In response, an October 10 commentary by Danny McGoldrick (here) urged lawmakers not to inform Oklahoma smokers about safer products. 

McGoldrick argued “there’s little evidence that this tobacco industry scheme reduces smoking.  In fact, there is considerable risk it would backfire and encourage more tobacco use, including among children. The result would be more tobacco-caused death and disease.”

That these unsubstantiated, demonstrably false claims are made by a vice president for research at a national anti-tobacco group is appalling, but not unexpected.  McGoldrick’s employer, the Campaign for Tobacco-Free Kids, like other tobacco prohibitionist groups, routinely ignores scientific evidence that doesn’t support their objective.  Rather, they offer conjecture, unfounded assertions and ad hominem attacks.

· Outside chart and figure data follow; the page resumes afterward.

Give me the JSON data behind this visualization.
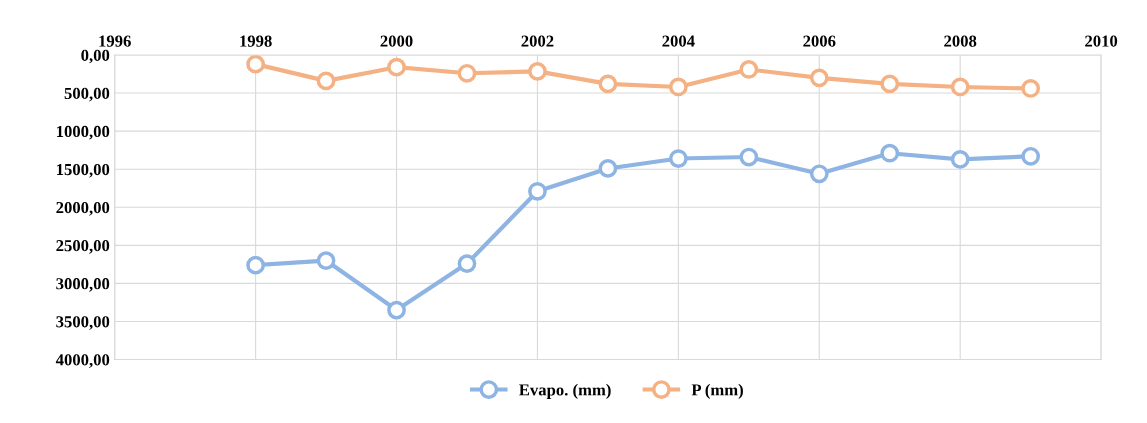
{
  "chart_data": {
    "type": "line",
    "x": [
      1998,
      1999,
      2000,
      2001,
      2002,
      2003,
      2004,
      2005,
      2006,
      2007,
      2008,
      2009
    ],
    "series": [
      {
        "name": "Evapo. (mm)",
        "color": "#8eb4e3",
        "values": [
          2760,
          2700,
          3350,
          2740,
          1790,
          1490,
          1360,
          1340,
          1560,
          1290,
          1370,
          1330
        ]
      },
      {
        "name": "P (mm)",
        "color": "#f4b183",
        "values": [
          120,
          340,
          160,
          240,
          215,
          380,
          420,
          190,
          300,
          380,
          420,
          440
        ]
      }
    ],
    "xlim": [
      1996,
      2010
    ],
    "xticks": [
      1996,
      1998,
      2000,
      2002,
      2004,
      2006,
      2008,
      2010
    ],
    "ylim": [
      4000,
      0
    ],
    "yticks": [
      {
        "value": 0,
        "label": "0,00"
      },
      {
        "value": 500,
        "label": "500,00"
      },
      {
        "value": 1000,
        "label": "1000,00"
      },
      {
        "value": 1500,
        "label": "1500,00"
      },
      {
        "value": 2000,
        "label": "2000,00"
      },
      {
        "value": 2500,
        "label": "2500,00"
      },
      {
        "value": 3000,
        "label": "3000,00"
      },
      {
        "value": 3500,
        "label": "3500,00"
      },
      {
        "value": 4000,
        "label": "4000,00"
      }
    ],
    "grid": true,
    "legend": "bottom",
    "marker": "circle",
    "line_style": "solid"
  }
}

The scientific foundation for tobacco harm reduction is well established by decades of research.  My comprehensive reviews of the evidence in 2006 (here) and 2011 (here) were based on 279 articles published primarily in medical and scientific journals.  Numerous articles have been published in the past year.

McGoldrick ignores this evidence.  Instead, he repeats an unsupported claim about marketing to children.  Tobacco initiation by young people should be stopped, but offering adult smokers safer products is not a children’s issue.  If Tobacco-Free Kids has evidence that tobacco manufacturers are marketing to children, they should present it to states’ attorneys general.  The 1998 Master Settlement Agreement prohibits manufacturers from targeting children, and many states have expedited processes for policing and enforcing these provisions. 

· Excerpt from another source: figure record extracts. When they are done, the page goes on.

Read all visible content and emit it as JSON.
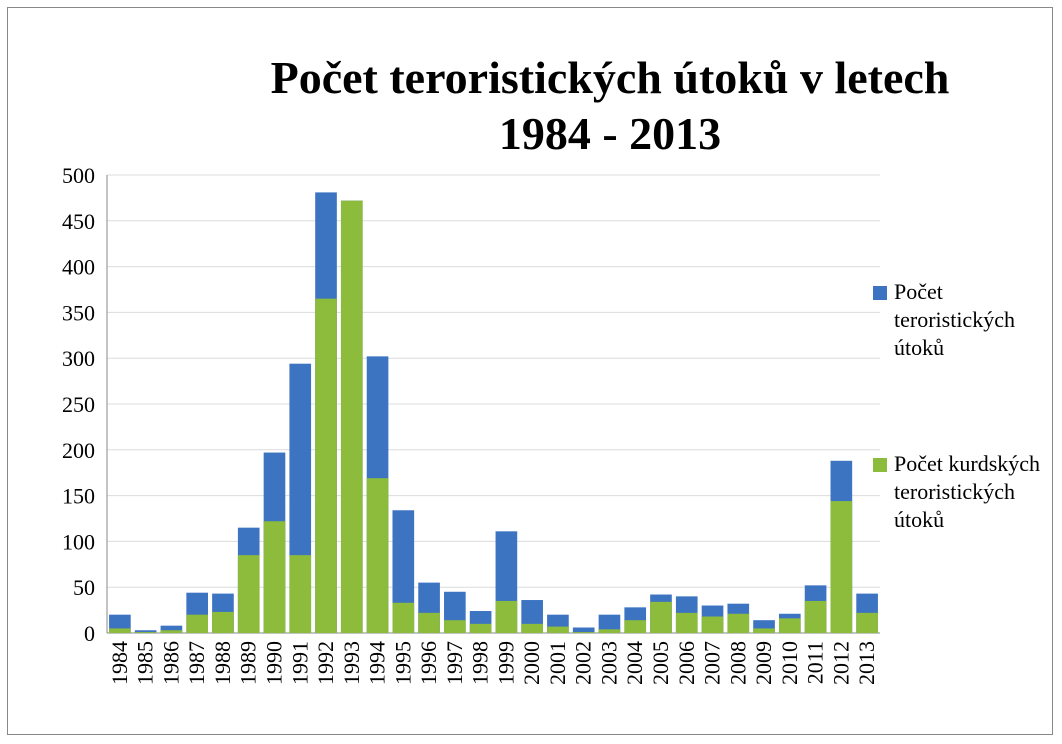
{
  "chart_data": {
    "type": "bar",
    "title": "Počet teroristických útoků v letech 1984 - 2013",
    "categories": [
      "1984",
      "1985",
      "1986",
      "1987",
      "1988",
      "1989",
      "1990",
      "1991",
      "1992",
      "1993",
      "1994",
      "1995",
      "1996",
      "1997",
      "1998",
      "1999",
      "2000",
      "2001",
      "2002",
      "2003",
      "2004",
      "2005",
      "2006",
      "2007",
      "2008",
      "2009",
      "2010",
      "2011",
      "2012",
      "2013"
    ],
    "series": [
      {
        "name": "Počet teroristických útoků",
        "color": "#3c74c2",
        "values": [
          20,
          3,
          8,
          44,
          43,
          115,
          197,
          294,
          481,
          472,
          302,
          134,
          55,
          45,
          24,
          111,
          36,
          20,
          6,
          20,
          28,
          42,
          40,
          30,
          32,
          14,
          21,
          52,
          188,
          43
        ]
      },
      {
        "name": "Počet kurdských teroristických útoků",
        "color": "#8dbb3c",
        "values": [
          5,
          1,
          3,
          20,
          23,
          85,
          122,
          85,
          365,
          472,
          169,
          33,
          22,
          14,
          10,
          35,
          10,
          7,
          1,
          4,
          14,
          34,
          22,
          18,
          21,
          5,
          16,
          35,
          144,
          22
        ]
      }
    ],
    "ylim": [
      0,
      500
    ],
    "yticks": [
      0,
      50,
      100,
      150,
      200,
      250,
      300,
      350,
      400,
      450,
      500
    ],
    "grid": true,
    "legend": "right"
  }
}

McGoldrick’s group and its allies have made significant strides in pushing the FDA to stifle promotion of smoke-free products. In March of this year, the agency released a 50-page draft document listing information that will be required for a product to be accepted as “modified [i.e., reduced] risk” (available here).  If adopted, these overly burdensome requirements will condemn smokeless tobacco products, and therefore tobacco harm reduction, to regulatory purgatory (here).

For Tobacco-Free Kids, wrecking the tobacco industry is more important than saving smokers’ lives.  Discouraging the education of smokers about safer products contributes to the 440,000 smoking-attributable deaths recorded in the U.S. annually.  Public policy should support healthier choices for all Americans, including those addicted to nicotine.